Dad put the truck in gear, said OK and drove off. Left them both standing at the gate.
The neighbor still laughs about that. Said it was the first time he had ever seen the guy speachless. He had driven about an hour, out into the "country" to find some cheap hay.

I do not sell much hay these days, feed most of what we make. Some times people will stop by a field and ask about hay.
If someone says my price is too high, that they can buy if for $30 a roll, I tell them that is a good price and they should buy that hay.
Some times a person is feeling froggy and will spout something like, "You should buy some of the cheaper hay and resell it for a profit".
My reply is that I only handle feed quality hay and have no need for reclamation hay.
Hay lesson 101. There are different qualities of hay.


----------



## JD3430

The world needs more dads like yours


----------



## askinner

I have found the worst customers to be the guy that "used to make hay"... They try and tell you this and that about how you should be doing. Makes me wonder why if they're so good, they are here buying hay from me??

One lady called me the other day and asked if I was negotiable on price if she were to purchase in bulk, I asked what quantities she would be looking for, "oh, about 3 or 4", Me: "truckloads?", Her: "no, bales", Me: Oh, I'm sorry, the last 3 bales must have just sold while you were asking me for a better price, thanks for your enquiry, good bye"....


----------



## JD3430

LMAO.
Would I get classified as a knuckle dragging neanderthal republican if I said the that woman was a_ "retard" ???_


----------



## askinner

JD3430 said:


> LMAO.
> Would I get classified as a knuckle dragging neanderthal republican if I said the that woman was a_ "retard" ???_


No, I think that anyone haggling prices in the middle of a drought must be a sandwich short of a picnic lol, the prices I was charging was only just covering costs with the price of irrigating. Annoys me when they want to haggle without seeing the hay.


----------



## rjmoses

askinner said:


> No, I think that anyone haggling prices in the middle of a drought must be a sandwich short of a picnic lol, the prices I was charging was only just covering costs with the price of irrigating. Annoys me when they want to haggle without seeing the hay.
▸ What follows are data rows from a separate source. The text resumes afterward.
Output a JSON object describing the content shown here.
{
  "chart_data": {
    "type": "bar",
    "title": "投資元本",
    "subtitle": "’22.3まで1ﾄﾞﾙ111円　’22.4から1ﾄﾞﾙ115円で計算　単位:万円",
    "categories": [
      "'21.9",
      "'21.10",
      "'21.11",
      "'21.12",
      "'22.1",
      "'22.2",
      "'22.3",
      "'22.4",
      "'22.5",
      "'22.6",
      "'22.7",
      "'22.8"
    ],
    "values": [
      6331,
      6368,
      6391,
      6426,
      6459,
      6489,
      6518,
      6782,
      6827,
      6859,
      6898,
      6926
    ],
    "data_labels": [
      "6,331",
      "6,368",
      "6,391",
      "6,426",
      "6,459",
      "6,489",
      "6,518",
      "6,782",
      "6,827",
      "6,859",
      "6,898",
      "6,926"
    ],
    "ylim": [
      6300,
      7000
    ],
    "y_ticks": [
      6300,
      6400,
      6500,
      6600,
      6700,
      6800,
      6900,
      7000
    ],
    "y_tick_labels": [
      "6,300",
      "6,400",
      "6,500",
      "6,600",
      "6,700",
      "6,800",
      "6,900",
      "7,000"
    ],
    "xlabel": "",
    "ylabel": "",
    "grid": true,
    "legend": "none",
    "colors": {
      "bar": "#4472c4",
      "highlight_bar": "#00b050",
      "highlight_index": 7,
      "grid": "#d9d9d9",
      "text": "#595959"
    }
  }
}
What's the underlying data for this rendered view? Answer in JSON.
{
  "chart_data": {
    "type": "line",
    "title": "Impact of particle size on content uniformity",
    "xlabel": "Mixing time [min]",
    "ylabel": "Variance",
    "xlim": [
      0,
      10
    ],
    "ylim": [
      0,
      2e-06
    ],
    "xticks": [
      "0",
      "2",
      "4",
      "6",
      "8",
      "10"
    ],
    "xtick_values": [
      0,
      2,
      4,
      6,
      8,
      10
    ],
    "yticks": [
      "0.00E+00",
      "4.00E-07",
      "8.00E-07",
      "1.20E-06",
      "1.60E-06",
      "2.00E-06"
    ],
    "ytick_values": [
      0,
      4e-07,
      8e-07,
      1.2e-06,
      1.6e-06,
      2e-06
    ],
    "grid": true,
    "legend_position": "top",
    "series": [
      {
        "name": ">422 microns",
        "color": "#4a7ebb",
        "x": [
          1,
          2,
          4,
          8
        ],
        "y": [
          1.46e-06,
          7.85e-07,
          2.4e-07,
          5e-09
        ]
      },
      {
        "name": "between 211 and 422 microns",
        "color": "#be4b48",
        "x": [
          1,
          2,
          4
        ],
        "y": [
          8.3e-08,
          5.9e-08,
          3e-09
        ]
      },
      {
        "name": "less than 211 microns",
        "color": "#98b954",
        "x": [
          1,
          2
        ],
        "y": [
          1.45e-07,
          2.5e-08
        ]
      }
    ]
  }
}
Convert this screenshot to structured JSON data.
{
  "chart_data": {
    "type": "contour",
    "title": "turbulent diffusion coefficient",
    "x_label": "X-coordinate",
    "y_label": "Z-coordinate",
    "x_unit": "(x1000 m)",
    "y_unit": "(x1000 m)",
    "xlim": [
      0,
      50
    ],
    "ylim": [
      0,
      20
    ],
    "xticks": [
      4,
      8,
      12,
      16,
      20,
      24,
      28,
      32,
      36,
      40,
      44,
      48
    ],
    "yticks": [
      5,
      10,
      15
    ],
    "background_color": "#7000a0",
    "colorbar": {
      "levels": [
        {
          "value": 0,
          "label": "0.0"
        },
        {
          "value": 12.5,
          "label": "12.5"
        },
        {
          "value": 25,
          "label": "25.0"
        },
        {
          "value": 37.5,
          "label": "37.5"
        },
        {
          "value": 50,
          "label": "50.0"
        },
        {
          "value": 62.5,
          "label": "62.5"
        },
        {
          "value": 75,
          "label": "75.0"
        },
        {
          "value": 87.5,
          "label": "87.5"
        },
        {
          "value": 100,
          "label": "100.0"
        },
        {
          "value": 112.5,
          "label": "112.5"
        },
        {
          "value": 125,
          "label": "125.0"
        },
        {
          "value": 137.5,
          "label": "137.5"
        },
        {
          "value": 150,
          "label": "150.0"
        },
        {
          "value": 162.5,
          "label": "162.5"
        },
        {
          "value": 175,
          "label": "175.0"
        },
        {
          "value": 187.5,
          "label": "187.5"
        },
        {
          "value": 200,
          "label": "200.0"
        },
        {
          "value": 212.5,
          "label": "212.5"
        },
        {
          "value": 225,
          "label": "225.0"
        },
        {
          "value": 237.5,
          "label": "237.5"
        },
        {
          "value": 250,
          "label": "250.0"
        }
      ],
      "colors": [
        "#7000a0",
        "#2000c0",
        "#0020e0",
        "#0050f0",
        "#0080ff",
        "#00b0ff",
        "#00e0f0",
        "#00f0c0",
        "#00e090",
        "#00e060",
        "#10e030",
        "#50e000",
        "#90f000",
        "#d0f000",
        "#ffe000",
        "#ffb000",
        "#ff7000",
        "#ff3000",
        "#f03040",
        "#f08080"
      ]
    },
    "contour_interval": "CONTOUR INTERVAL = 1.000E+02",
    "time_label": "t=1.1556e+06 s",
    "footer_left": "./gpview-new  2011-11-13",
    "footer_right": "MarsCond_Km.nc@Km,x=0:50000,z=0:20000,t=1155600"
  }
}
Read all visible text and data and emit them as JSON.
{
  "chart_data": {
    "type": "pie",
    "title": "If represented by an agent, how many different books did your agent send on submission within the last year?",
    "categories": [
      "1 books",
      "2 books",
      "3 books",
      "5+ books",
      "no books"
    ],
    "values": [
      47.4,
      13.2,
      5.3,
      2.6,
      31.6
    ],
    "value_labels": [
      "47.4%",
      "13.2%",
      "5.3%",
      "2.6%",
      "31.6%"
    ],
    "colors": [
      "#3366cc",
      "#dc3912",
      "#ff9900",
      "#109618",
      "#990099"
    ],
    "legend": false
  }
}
"Sandwich short of a picnic" --- Never heard that one before -- I like it.

And the price is ALWAYS negotiable. The more irritated I get, the higher the price goes! At one point, when I was consulting, I had a price for my really good customers, a price for so-so customers and $150/hour, 8 hour minimum for people I didn't like.

I used the woman's approach -- I figured if I was unhappy, they would be unhappy too.

Ralph


----------



## Teslan

askinner said:


> I have found the worst customers to be the guy that "used to make hay"... They try and tell you this and that about how you should be doing. Makes me wonder why if they're so good, they are here buying hay from me??
> 
> One lady called me the other day and asked if I was negotiable on price if she were to purchase in bulk, I asked what quantities she would be looking for, "oh, about 3 or 4", Me: "truckloads?", Her: "no, bales", Me: Oh, I'm sorry, the last 3 bales must have just sold while you were asking me for a better price, thanks for your enquiry, good bye"....


I don't know what I would be like if I had to shop for hay. I bet you I would be downright rude if I found crappy hay for a high price. Or crappy hay billed as premium hay. I've been told that happens a lot around here.


----------



## somedevildawg

Teslan said:


> I don't know what I would be like if I had to shop for hay. I bet you I would be downright rude if I found crappy hay for a high price. Or crappy hay billed as premium hay. I've been told that happens a lot around here.


I've thought Bout that as well, I too would be a crappy customer.....


----------



## swmnhay

_I've bought a little hay over the yrs when I've run short.I would say more often then not the hay is not as good as they say it is_

_REPEAT CUSTOMERS ARE IMPORTANT.REPRESENT YOUR HAY CORRECTLY!!!!!_


----------